Back to Business, T-Mobile Eyes Enterprise Market
Sensing a huge opportunity to grow its business-to-business penetration, T-Mobile USA is going to add 1,000 more B2B sales people while leveraging its network capabilities, including its upgrade to LTE next year.
T-Mobile has an overall 12 percent market share in the United States but reaches only 5 percent of the $60 billion B2B market. Matt Millen, vice president of Small and Medium Business Sales, said in an interview at CTIA Wireless 2012 the carrier has launched an aggressive strategy to grab a bigger share.
This year is going to be a “restart” of T-Mobile’s B2B strategy since the failure of its merger with AT&T last year, Millen said. He said the operator is committing resources to this “reinvigorating” process, including the addition of new sales people during the next 18 months and a $4 billion network upgrade. The latter includes the installation of LTE Release 10 equipment at 37,000 cell sites nationwide.
T-Mobile announced at the show it has chosen Ericsson and Nokia Siemens Networks as its lead network upgrade vendors. The carrier said it expects to be the first in North America to broadly deploy antenna-integrated radios, which is expected to lead to accelerated deployment and reduced site loading.
The carrier also is refarming its spectrum, which includes the use of AWS spectrum it acquired from AT&T as part of the merger breakup. T-Mobile said it will use the new spectrum to launch LTE in 75 percent of the top 25 markets by the end of 2013.

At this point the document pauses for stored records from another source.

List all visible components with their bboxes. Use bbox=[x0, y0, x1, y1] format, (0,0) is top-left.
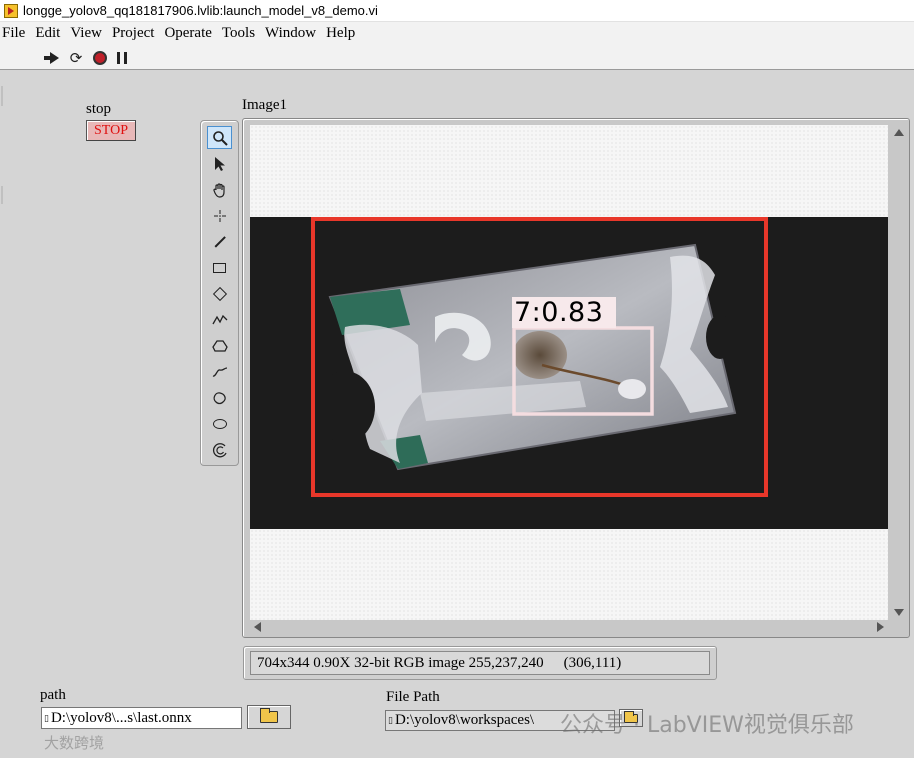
oval-icon[interactable] bbox=[207, 412, 232, 435]
menu-tools[interactable]: Tools bbox=[220, 25, 263, 42]
line-icon[interactable] bbox=[207, 230, 232, 253]
stop-button[interactable]: STOP bbox=[86, 120, 136, 141]
pan-hand-icon[interactable] bbox=[207, 178, 232, 201]
window-title: longge_yolov8_qq181817906.lvlib:launch_m… bbox=[23, 3, 378, 18]
path-input[interactable]: ▯ D:\yolov8\...s\last.onnx bbox=[41, 707, 242, 729]
image-display-frame: 7:0.83 bbox=[242, 118, 910, 638]
vi-toolbar: ⟳ bbox=[0, 44, 914, 70]
stop-label: stop bbox=[86, 101, 112, 117]
pointer-icon[interactable] bbox=[207, 152, 232, 175]
path-value: D:\yolov8\...s\last.onnx bbox=[50, 709, 192, 726]
image-horizontal-scrollbar[interactable] bbox=[250, 620, 888, 634]
window-titlebar: longge_yolov8_qq181817906.lvlib:launch_m… bbox=[0, 0, 914, 22]
folder-icon bbox=[260, 708, 278, 723]
scroll-up-icon[interactable] bbox=[894, 129, 904, 136]
detection-label: 7:0.83 bbox=[514, 297, 604, 328]
image-tools-palette bbox=[200, 120, 239, 466]
file-path-type-icon: ▯ bbox=[388, 715, 393, 725]
point-icon[interactable] bbox=[207, 204, 232, 227]
image-canvas[interactable]: 7:0.83 bbox=[250, 125, 888, 620]
image-info-text: 704x344 0.90X 32-bit RGB image 255,237,2… bbox=[257, 654, 544, 671]
image-status-bar: 704x344 0.90X 32-bit RGB image 255,237,2… bbox=[243, 646, 717, 680]
image-vertical-scrollbar[interactable] bbox=[890, 125, 907, 620]
cursor-coordinates: (306,111) bbox=[563, 654, 622, 671]
menu-view[interactable]: View bbox=[68, 25, 110, 42]
menu-bar: File Edit View Project Operate Tools Win… bbox=[0, 22, 914, 44]
labview-vi-icon bbox=[4, 3, 18, 18]
watermark-right: 公众号 · LabVIEW视觉俱乐部 bbox=[560, 713, 854, 738]
freehand-region-icon[interactable] bbox=[207, 386, 232, 409]
rotated-rectangle-icon[interactable] bbox=[207, 282, 232, 305]
scroll-right-icon[interactable] bbox=[877, 622, 884, 632]
path-label: path bbox=[40, 687, 66, 703]
run-continuously-icon[interactable]: ⟳ bbox=[68, 50, 84, 66]
scroll-left-icon[interactable] bbox=[254, 622, 261, 632]
polyline-icon[interactable] bbox=[207, 308, 232, 331]
rectangle-icon[interactable] bbox=[207, 256, 232, 279]
left-edge-marks bbox=[0, 86, 4, 206]
file-path-value: D:\yolov8\workspaces\ bbox=[394, 712, 535, 728]
polygon-icon[interactable] bbox=[207, 334, 232, 357]
path-browse-button[interactable] bbox=[247, 705, 291, 729]
menu-help[interactable]: Help bbox=[324, 25, 363, 42]
menu-file[interactable]: File bbox=[0, 25, 33, 42]
scroll-down-icon[interactable] bbox=[894, 609, 904, 616]
menu-operate[interactable]: Operate bbox=[162, 25, 219, 42]
menu-window[interactable]: Window bbox=[263, 25, 324, 42]
annulus-icon[interactable] bbox=[207, 438, 232, 461]
path-type-icon: ▯ bbox=[44, 712, 49, 723]
abort-icon[interactable] bbox=[92, 50, 108, 66]
zoom-icon[interactable] bbox=[207, 126, 232, 149]
run-arrow-icon[interactable] bbox=[43, 50, 62, 66]
menu-edit[interactable]: Edit bbox=[33, 25, 68, 42]
file-path-label: File Path bbox=[386, 689, 440, 705]
inspected-image: 7:0.83 bbox=[250, 217, 888, 529]
watermark-left: 大数跨境 bbox=[44, 734, 105, 752]
pause-icon[interactable] bbox=[114, 50, 130, 66]
freehand-line-icon[interactable] bbox=[207, 360, 232, 383]
menu-project[interactable]: Project bbox=[110, 25, 163, 42]
image-display-label: Image1 bbox=[242, 97, 287, 113]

Marc Rohleder, director of sales engineering for T-Mobile’s B2B sector, said the LTE upgrade on AWS spectrum will provide economies of scale as well as international roaming benefits. But he said T-Mobile will continue to emphasize the benefits for businesses from its current HSPA+ network.
Rohleder pointed to a study issued by Nielsen that ranked T-Mobile as either first or second in network quality among U.S. operators in 85 percent of the markets. “We have a network today that provides our customer needs,” he said.
T-Mobile markets its HSPA+ network as 4G, a designation some quibble with but Rohleder and Millen said the “real world” experience of the operator’s customers is what is important. They said their network speeds are comparable with LTE and provide the data rates and experience that customers want.
“We have the national footprint and the speeds that our customers need in most major markets,” Rohleder said.
In addition, Rohleder said T-Mobile also offers voice and data using Wi-Fi where those access points are available, so customers can choose that option. That is particularly beneficial internationally since roaming charges don’t apply with Wi-Fi, he said.
T-Mobile also has relaunched its small business rate plans, including a plan for a business that needs as few as one line. The new plans also include an international option that leverages T-Mobile’s ownership by Deutsche Telecom, providing up to an 87 percent discount on international calls, Rohleder said.
To coincide with national small business week, T-Mobile also announced a sweepstakes that current and prospective business customers can enter online or through retail outlets. The sweepstakes, which end June 10, will provide a “mobile makeover” for national and regional winners.
Millen said T-Mobile will continue to seek new services and products for business customers in addition to those it has launched recently. Those include partnerships with Good Technologies and iPass. The carrier also offers a mobile point-of-service payment product with a credit card reader from Square.
“One of the things we’ll do is listen to the marketplace and make determinations on solutions we have and through partners,” Millen said. “We will take full care of our business customer needs.”